Tutto questo per il governo semplicemente non esiste. Esiste solo la battaglia per evitare lo sbarco di 47 poveri cristi allo stremo delle forze che, semplicemente, non capiscono il perché di una così assurda situazione.

Allo stesso modo, non capiscono coloro che, a centinaia, da giorni si danno il cambio al presidio organizzato nell’area della Targia. Tra loro gli stessi che da anni combattono contro l’inquinamento industriale e le morti nell’area siracusana. Come a ricordare quali siano le vere emergenze di Siracusa, Priolo, Augusta e di una larga parte della Sicilia.

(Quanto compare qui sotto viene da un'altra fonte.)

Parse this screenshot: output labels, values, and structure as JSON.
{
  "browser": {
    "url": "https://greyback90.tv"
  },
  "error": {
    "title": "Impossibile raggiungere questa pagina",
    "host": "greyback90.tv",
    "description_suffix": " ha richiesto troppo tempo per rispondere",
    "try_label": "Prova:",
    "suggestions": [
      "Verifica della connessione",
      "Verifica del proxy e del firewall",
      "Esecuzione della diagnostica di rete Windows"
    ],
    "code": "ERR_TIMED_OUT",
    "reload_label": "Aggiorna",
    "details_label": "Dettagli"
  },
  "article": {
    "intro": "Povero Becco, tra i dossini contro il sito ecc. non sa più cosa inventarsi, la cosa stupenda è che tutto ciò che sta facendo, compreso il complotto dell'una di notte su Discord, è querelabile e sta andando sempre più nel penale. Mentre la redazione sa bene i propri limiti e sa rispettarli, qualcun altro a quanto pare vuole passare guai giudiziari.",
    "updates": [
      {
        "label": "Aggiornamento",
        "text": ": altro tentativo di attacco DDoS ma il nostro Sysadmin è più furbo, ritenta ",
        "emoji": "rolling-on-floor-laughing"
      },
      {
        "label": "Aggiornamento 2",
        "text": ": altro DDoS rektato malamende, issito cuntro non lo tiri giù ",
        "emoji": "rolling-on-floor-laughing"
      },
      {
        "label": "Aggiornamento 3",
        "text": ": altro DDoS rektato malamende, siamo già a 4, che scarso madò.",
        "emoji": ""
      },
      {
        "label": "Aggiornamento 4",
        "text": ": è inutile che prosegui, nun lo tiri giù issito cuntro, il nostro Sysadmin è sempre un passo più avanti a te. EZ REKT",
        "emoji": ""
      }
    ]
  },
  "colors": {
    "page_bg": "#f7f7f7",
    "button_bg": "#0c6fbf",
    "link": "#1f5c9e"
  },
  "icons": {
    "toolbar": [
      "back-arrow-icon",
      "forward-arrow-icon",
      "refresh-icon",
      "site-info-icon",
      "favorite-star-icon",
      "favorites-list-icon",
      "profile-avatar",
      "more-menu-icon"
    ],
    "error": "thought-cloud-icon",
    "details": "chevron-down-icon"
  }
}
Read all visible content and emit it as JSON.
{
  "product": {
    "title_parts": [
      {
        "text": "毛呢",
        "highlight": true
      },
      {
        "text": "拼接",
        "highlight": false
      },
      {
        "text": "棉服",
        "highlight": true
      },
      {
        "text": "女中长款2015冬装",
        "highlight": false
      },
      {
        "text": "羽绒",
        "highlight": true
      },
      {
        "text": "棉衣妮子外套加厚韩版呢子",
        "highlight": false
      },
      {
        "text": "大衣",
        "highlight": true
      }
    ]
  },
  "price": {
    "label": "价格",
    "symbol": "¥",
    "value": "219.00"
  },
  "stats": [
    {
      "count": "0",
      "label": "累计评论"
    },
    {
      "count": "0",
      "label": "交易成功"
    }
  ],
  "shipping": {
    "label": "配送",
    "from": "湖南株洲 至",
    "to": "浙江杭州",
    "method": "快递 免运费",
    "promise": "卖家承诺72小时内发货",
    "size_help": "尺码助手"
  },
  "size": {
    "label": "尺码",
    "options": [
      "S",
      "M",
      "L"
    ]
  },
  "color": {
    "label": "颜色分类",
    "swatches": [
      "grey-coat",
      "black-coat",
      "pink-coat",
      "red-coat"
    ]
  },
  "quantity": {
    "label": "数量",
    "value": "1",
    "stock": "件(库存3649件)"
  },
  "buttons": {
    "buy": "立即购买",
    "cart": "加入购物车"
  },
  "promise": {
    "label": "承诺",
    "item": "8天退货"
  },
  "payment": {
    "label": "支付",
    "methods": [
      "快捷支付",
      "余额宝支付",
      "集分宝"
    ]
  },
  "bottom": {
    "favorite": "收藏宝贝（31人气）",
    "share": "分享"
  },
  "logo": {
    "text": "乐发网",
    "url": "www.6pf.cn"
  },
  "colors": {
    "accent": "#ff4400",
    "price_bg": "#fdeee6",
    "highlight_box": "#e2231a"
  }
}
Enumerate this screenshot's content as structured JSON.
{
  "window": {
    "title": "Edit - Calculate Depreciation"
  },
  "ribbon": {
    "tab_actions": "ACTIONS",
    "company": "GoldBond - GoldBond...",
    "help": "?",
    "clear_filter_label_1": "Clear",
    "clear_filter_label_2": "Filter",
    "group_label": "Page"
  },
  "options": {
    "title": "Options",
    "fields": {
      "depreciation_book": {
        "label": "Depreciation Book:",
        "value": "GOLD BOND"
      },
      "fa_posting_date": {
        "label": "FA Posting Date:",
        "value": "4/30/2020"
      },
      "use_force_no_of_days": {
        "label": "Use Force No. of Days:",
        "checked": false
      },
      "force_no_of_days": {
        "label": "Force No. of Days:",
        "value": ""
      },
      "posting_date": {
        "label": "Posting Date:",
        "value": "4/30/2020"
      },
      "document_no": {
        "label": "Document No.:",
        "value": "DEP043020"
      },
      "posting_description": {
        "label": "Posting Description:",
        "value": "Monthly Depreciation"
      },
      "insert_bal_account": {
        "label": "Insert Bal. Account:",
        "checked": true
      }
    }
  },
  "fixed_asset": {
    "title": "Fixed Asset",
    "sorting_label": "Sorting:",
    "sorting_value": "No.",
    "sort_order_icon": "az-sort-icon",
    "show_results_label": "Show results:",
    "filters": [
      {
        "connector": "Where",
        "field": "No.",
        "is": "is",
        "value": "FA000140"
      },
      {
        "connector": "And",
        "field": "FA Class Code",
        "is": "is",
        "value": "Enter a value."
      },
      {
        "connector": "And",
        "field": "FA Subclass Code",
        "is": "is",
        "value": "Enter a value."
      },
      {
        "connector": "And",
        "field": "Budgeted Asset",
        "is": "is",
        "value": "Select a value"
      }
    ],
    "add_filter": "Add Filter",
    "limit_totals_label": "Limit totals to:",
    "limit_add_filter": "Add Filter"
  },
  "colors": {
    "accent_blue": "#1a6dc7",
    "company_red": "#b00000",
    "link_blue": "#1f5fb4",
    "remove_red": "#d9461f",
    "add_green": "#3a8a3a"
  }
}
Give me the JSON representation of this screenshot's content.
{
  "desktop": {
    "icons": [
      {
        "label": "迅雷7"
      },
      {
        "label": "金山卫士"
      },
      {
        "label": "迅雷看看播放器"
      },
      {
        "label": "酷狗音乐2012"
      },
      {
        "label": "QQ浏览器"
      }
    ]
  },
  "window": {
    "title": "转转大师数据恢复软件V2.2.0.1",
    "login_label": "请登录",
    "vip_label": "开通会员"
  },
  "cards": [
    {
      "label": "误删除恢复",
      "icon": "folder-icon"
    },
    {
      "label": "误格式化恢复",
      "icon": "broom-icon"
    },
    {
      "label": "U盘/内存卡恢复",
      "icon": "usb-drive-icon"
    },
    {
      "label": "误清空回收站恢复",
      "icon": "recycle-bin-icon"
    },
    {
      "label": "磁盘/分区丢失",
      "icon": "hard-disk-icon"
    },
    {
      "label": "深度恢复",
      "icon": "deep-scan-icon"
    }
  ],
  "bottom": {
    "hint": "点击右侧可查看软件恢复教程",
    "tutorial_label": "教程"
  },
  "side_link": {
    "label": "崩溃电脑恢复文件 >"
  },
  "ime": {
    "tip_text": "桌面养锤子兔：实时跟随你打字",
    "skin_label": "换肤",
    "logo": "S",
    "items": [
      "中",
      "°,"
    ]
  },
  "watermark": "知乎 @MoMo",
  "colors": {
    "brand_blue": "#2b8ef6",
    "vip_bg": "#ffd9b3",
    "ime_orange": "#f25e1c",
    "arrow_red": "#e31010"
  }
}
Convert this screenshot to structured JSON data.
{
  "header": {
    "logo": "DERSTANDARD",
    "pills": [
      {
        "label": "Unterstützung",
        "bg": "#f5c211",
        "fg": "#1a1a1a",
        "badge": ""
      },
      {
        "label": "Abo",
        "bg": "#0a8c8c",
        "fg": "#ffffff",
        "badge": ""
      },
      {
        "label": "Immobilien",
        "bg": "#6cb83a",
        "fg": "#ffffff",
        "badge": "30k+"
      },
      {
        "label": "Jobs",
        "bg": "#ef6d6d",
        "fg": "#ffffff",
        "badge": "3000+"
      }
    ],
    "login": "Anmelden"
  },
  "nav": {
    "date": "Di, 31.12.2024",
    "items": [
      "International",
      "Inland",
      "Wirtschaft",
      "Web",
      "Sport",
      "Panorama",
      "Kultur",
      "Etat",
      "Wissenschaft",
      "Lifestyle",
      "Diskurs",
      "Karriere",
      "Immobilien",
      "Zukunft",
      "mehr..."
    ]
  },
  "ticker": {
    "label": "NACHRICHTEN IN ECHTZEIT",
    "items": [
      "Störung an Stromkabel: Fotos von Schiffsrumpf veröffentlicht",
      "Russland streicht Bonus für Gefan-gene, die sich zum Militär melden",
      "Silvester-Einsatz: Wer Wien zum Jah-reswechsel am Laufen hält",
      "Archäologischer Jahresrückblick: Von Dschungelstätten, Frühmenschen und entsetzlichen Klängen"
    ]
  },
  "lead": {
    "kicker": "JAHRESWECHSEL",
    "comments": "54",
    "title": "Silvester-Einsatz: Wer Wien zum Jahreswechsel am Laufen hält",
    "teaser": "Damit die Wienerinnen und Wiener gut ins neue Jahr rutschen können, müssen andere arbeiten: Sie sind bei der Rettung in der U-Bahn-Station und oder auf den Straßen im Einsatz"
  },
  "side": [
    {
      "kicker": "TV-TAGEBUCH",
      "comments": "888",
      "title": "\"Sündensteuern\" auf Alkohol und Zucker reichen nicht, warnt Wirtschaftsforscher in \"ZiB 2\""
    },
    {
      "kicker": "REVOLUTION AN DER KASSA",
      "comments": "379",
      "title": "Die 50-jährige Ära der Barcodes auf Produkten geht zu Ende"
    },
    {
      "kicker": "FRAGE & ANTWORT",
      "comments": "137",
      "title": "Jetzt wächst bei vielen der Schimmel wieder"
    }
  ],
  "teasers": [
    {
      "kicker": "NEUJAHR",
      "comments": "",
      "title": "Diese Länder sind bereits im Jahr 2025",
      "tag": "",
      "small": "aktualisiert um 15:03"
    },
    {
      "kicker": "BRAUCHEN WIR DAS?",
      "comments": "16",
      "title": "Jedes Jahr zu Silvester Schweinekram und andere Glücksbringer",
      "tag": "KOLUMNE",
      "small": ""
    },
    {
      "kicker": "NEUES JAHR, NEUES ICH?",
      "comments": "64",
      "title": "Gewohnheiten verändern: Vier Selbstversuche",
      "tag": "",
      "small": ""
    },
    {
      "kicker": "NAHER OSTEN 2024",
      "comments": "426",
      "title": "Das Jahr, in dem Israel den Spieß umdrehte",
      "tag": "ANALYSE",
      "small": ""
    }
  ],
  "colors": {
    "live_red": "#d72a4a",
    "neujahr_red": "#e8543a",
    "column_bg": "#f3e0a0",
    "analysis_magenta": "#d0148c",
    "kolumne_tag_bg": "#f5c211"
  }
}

Famiglie e militanti, esponenti dell’Arci e di Emergency, mondo cattolico e semplici cittadini sembrano aver capito, con una naturalezza inimmaginabile, come i 47 siano una cortina fumogena per non affrontare emergenze e problemi. Compiendo un salto di qualità essenziale che pone il tema dei diritti umani di chi scappa dalla fame e dalla guerra nello stesso insieme dei siciliani che scappano da disoccupazione e arretratezza. Che sarebbe, poi, quello su cui una seria opposizione dovrebbe lavorare per ricostruire una speranza e una proposta.

Un governo indifferente – che addirittura irride la sofferenza di chi viene da anni di detenzione dentro i lager libici – difficilmente sarà più attento alla sofferenza di una Regione che sprofonda. Ma per Salvini e i suoi è più semplice respingere 47 esseri umani che affrontare la vera emergenza sociale di questo Paese.

Intanto così come sospesi stanno in 47 su una barca in attesa di sbarcare e sospesi restano 5 milioni di siciliani su un’isola da cui si scappa.